I have always fought shy of subscription TV services because they don't offer me the kind of things I like. The same would apply here, but if it is to be "App driven" and you only pay for what you want, it will then depend on content.

I'm a sci-fi buff, if Apple had a channel airing such programmes and films, AND if the ATV3 is 1080p, then I'm in.

Agreed. Cable gives you 300 channels and their is seldom anything on. Honestly, I ditched cable awhile back because I was paying $99 a month for the luxury of one or two channels. The idea of being able to buy channels ala carte would be wonderful. A create your own cable platter of sorts.

For networks not owned by cable companies (ahem, Comcast-NBC-Universal family) I don't understand the resitence. Chances are they could make more money selling their channel for a few dollars a month than what they get from the cable companies... unless Apple is insisting on no ads or something.

I'm betting Apple probably also wants every show to be on demand, which would cut out ad revenue and thats where I could see networks having fits. Which is understandable. That's actually where they make the bulk of their money.
 
You obviously never used satellite based internet. It sucks.
It's painfully slow (1 - 1.6 Mbps tops), and capped at 450 Mb/s per month on the most expensive plans available ($80 per month) and doesn't work during heavy storms (just like satellite TV).

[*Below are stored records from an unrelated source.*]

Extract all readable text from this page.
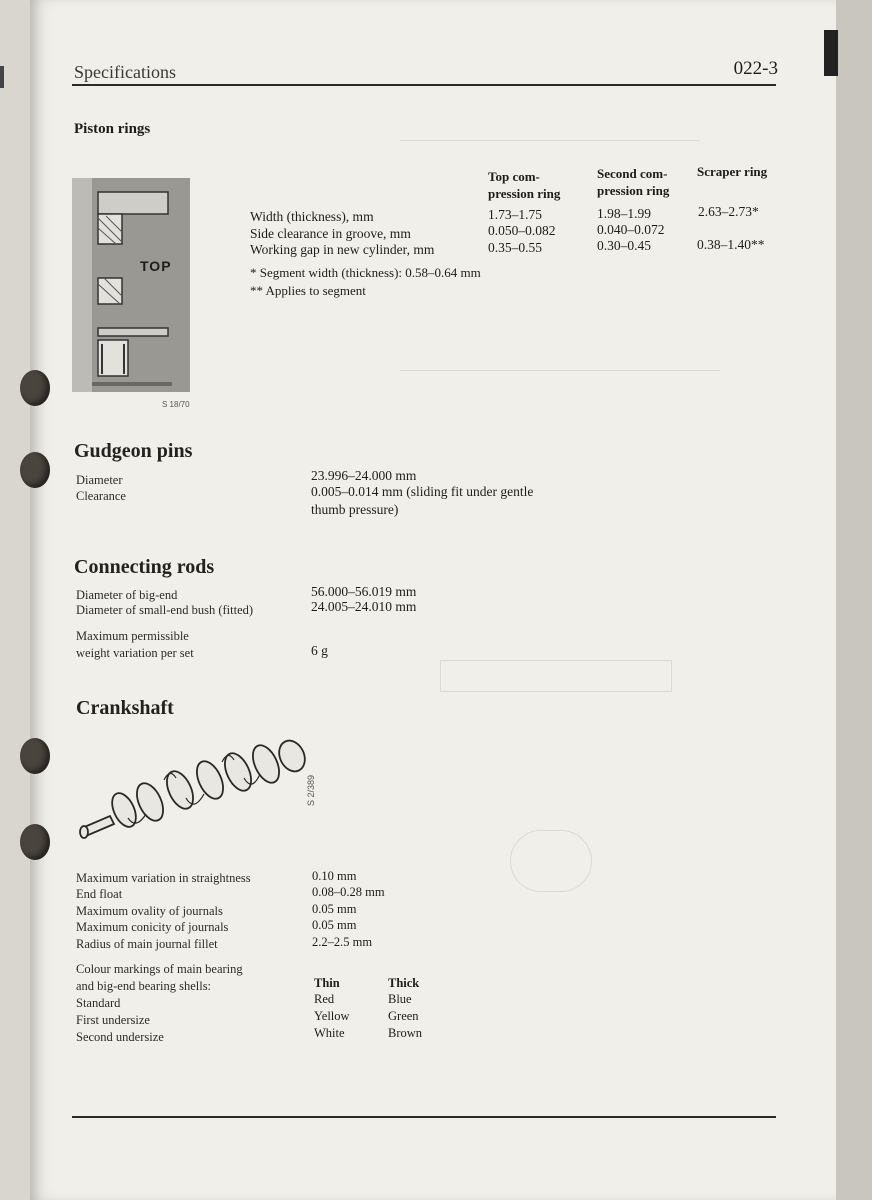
Specifications	022-3
Piston rings
TOP
S 18/70
Top com-
pression ring
Second com-
pression ring
Scraper ring
Width (thickness), mm	1.73–1.75	1.98–1.99	2.63–2.73*
Side clearance in groove, mm	0.050–0.082	0.040–0.072
Working gap in new cylinder, mm	0.35–0.55	0.30–0.45	0.38–1.40**
* Segment width (thickness): 0.58–0.64 mm
** Applies to segment
Gudgeon pins
Diameter	23.996–24.000 mm
Clearance	0.005–0.014 mm (sliding fit under gentle
thumb pressure)
Connecting rods
Diameter of big-end	56.000–56.019 mm
Diameter of small-end bush (fitted)	24.005–24.010 mm
Maximum permissible
weight variation per set	6 g
Crankshaft
S 2/389
Maximum variation in straightness	0.10 mm
End float	0.08–0.28 mm
Maximum ovality of journals	0.05 mm
Maximum conicity of journals	0.05 mm
Radius of main journal fillet	2.2–2.5 mm
Colour markings of main bearing
and big-end bearing shells:	Thin	Thick
Standard	Red	Blue
First undersize	Yellow	Green
Second undersize	White	Brown
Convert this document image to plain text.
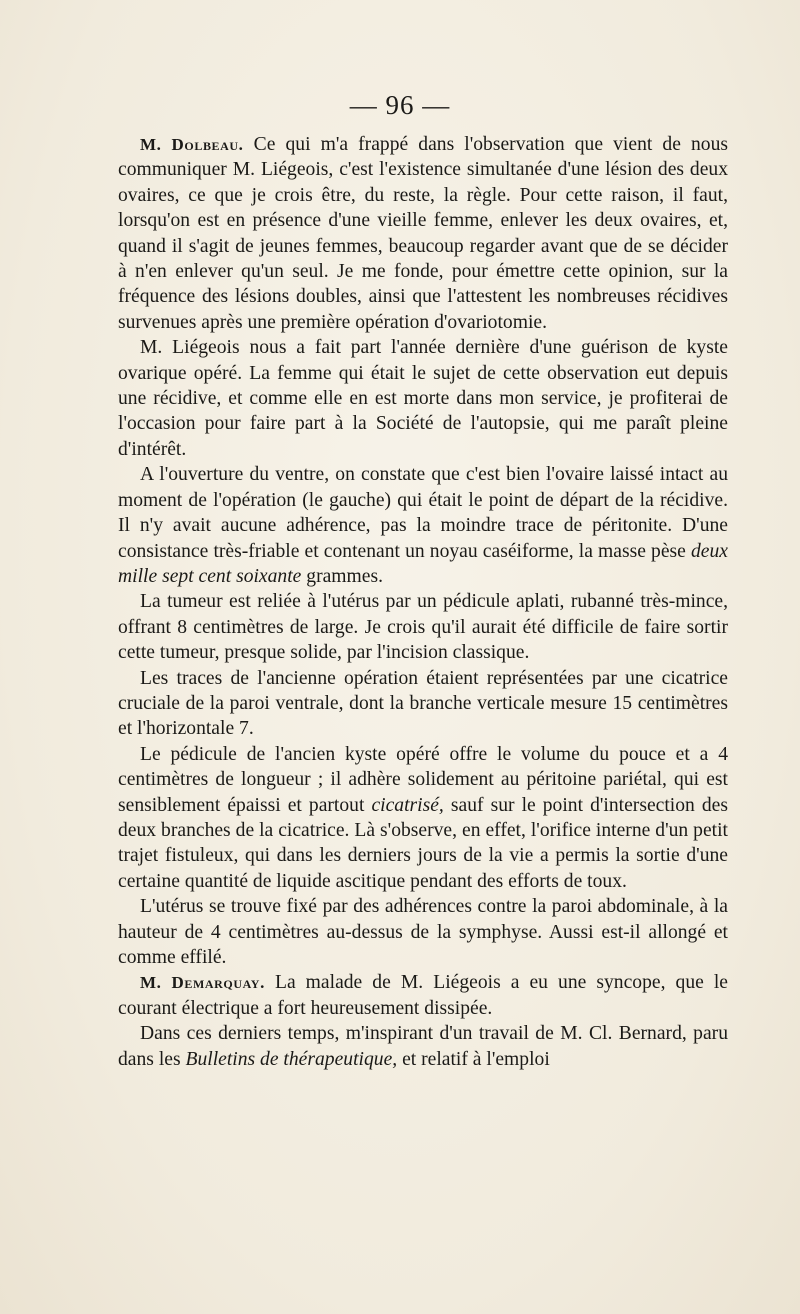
— 96 —

M. Dolbeau. Ce qui m'a frappé dans l'observation que vient de nous communiquer M. Liégeois, c'est l'existence simultanée d'une lésion des deux ovaires, ce que je crois être, du reste, la règle. Pour cette raison, il faut, lorsqu'on est en présence d'une vieille femme, enlever les deux ovaires, et, quand il s'agit de jeunes femmes, beaucoup regarder avant que de se décider à n'en enlever qu'un seul. Je me fonde, pour émettre cette opinion, sur la fréquence des lésions doubles, ainsi que l'attestent les nombreuses récidives survenues après une première opération d'ovariotomie.

M. Liégeois nous a fait part l'année dernière d'une guérison de kyste ovarique opéré. La femme qui était le sujet de cette observation eut depuis une récidive, et comme elle en est morte dans mon service, je profiterai de l'occasion pour faire part à la Société de l'autopsie, qui me paraît pleine d'intérêt.

A l'ouverture du ventre, on constate que c'est bien l'ovaire laissé intact au moment de l'opération (le gauche) qui était le point de départ de la récidive. Il n'y avait aucune adhérence, pas la moindre trace de péritonite. D'une consistance très-friable et contenant un noyau caséiforme, la masse pèse deux mille sept cent soixante grammes.

La tumeur est reliée à l'utérus par un pédicule aplati, rubanné très-mince, offrant 8 centimètres de large. Je crois qu'il aurait été difficile de faire sortir cette tumeur, presque solide, par l'incision classique.

Les traces de l'ancienne opération étaient représentées par une cicatrice cruciale de la paroi ventrale, dont la branche verticale mesure 15 centimètres et l'horizontale 7.

Le pédicule de l'ancien kyste opéré offre le volume du pouce et a 4 centimètres de longueur ; il adhère solidement au péritoine pariétal, qui est sensiblement épaissi et partout cicatrisé, sauf sur le point d'intersection des deux branches de la cicatrice. Là s'observe, en effet, l'orifice interne d'un petit trajet fistuleux, qui dans les derniers jours de la vie a permis la sortie d'une certaine quantité de liquide ascitique pendant des efforts de toux.

L'utérus se trouve fixé par des adhérences contre la paroi abdominale, à la hauteur de 4 centimètres au-dessus de la symphyse. Aussi est-il allongé et comme effilé.

M. Demarquay. La malade de M. Liégeois a eu une syncope, que le courant électrique a fort heureusement dissipée.

Dans ces derniers temps, m'inspirant d'un travail de M. Cl. Bernard, paru dans les Bulletins de thérapeutique, et relatif à l'emploi
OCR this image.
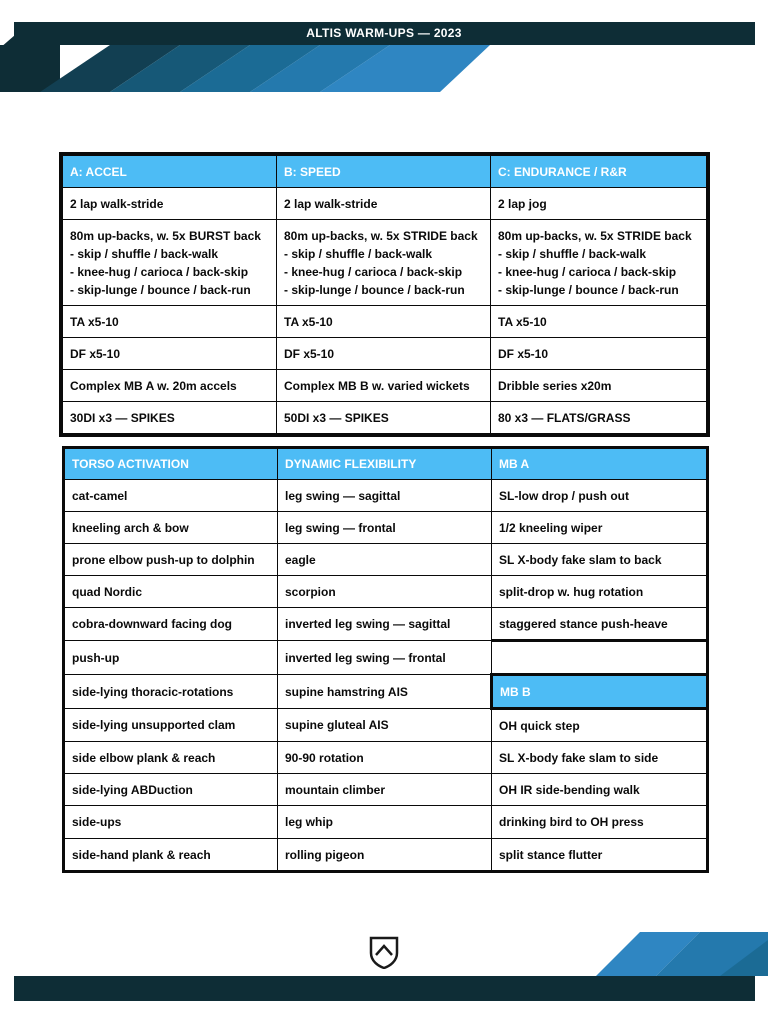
ALTIS WARM-UPS — 2023
A: ACCEL	B: SPEED	C: ENDURANCE / R&R
2 lap walk-stride	2 lap walk-stride	2 lap jog
80m up-backs, w. 5x BURST back
- skip / shuffle / back-walk
- knee-hug / carioca / back-skip
- skip-lunge / bounce / back-run	80m up-backs, w. 5x STRIDE back
- skip / shuffle / back-walk
- knee-hug / carioca / back-skip
- skip-lunge / bounce / back-run	80m up-backs, w. 5x STRIDE back
- skip / shuffle / back-walk
- knee-hug / carioca / back-skip
- skip-lunge / bounce / back-run
TA x5-10	TA x5-10	TA x5-10
DF x5-10	DF x5-10	DF x5-10
Complex MB A w. 20m accels	Complex MB B w. varied wickets	Dribble series x20m
30DI x3 — SPIKES	50DI x3 — SPIKES	80 x3 — FLATS/GRASS
TORSO ACTIVATION	DYNAMIC FLEXIBILITY	MB A
cat-camel	leg swing — sagittal	SL-low drop / push out
kneeling arch & bow	leg swing — frontal	1/2 kneeling wiper
prone elbow push-up to dolphin	eagle	SL X-body fake slam to back
quad Nordic	scorpion	split-drop w. hug rotation
cobra-downward facing dog	inverted leg swing — sagittal	staggered stance push-heave
push-up	inverted leg swing — frontal	
side-lying thoracic-rotations	supine hamstring AIS	MB B
side-lying unsupported clam	supine gluteal AIS	OH quick step
side elbow plank & reach	90-90 rotation	SL X-body fake slam to side
side-lying ABDuction	mountain climber	OH IR side-bending walk
side-ups	leg whip	drinking bird to OH press
side-hand plank & reach	rolling pigeon	split stance flutter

The need for a phone line as an uplink channel has been gone for years now. The newer dishes will send as well as receive. (top send speed is a blazing 250 Kb/s)

You're right in that I've not used satellite...but those horrible speeds you describe are nevertheless faster (up & down) than the DSL serivce that I'm paying for today.

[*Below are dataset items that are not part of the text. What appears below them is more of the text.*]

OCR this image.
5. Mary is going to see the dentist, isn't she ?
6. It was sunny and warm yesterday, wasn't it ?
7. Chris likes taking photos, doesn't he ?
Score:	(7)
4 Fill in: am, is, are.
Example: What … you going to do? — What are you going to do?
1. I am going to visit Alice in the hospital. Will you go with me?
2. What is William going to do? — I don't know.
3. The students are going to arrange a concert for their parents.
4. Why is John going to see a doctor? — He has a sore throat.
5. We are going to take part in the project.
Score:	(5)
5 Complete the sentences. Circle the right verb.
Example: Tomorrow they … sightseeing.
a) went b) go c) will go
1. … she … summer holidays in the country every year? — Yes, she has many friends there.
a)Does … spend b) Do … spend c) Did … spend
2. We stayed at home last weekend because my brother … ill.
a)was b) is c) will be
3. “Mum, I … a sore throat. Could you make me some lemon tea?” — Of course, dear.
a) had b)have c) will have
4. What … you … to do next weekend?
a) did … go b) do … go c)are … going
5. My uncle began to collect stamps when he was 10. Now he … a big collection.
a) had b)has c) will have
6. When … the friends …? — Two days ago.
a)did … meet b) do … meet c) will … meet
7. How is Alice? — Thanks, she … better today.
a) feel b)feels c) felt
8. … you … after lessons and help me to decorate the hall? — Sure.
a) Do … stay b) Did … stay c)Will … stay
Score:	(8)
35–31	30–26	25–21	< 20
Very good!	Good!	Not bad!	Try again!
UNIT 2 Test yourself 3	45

Do you realize how much ONE communications satellite costs to build and then place into orbit?
The price starts at $50 million to just build one and get it into orbit.
Bigger ones are in the $400 million range.
Then you have to purchase spectrum and then maintain it.

More the reason to buy into someone's existing infrastructure, even though $100B could be used to go buy 250 - 2000 new satellites.

In any case, I'd see the main motivation here to really be to find the leverage to chisel a crack in the status quo barriers to market entry. Being that the satellite companies come with their own contracts with service providers as a starting point, it might be an interesting approach...


-hh
 
Why are people acting like the cable companies will die overnight? It might take 20 years just for the amount of internet TV only subscribers to equal that of cable subscribers. I think Apple would be happy with just 1% of cable subscribers.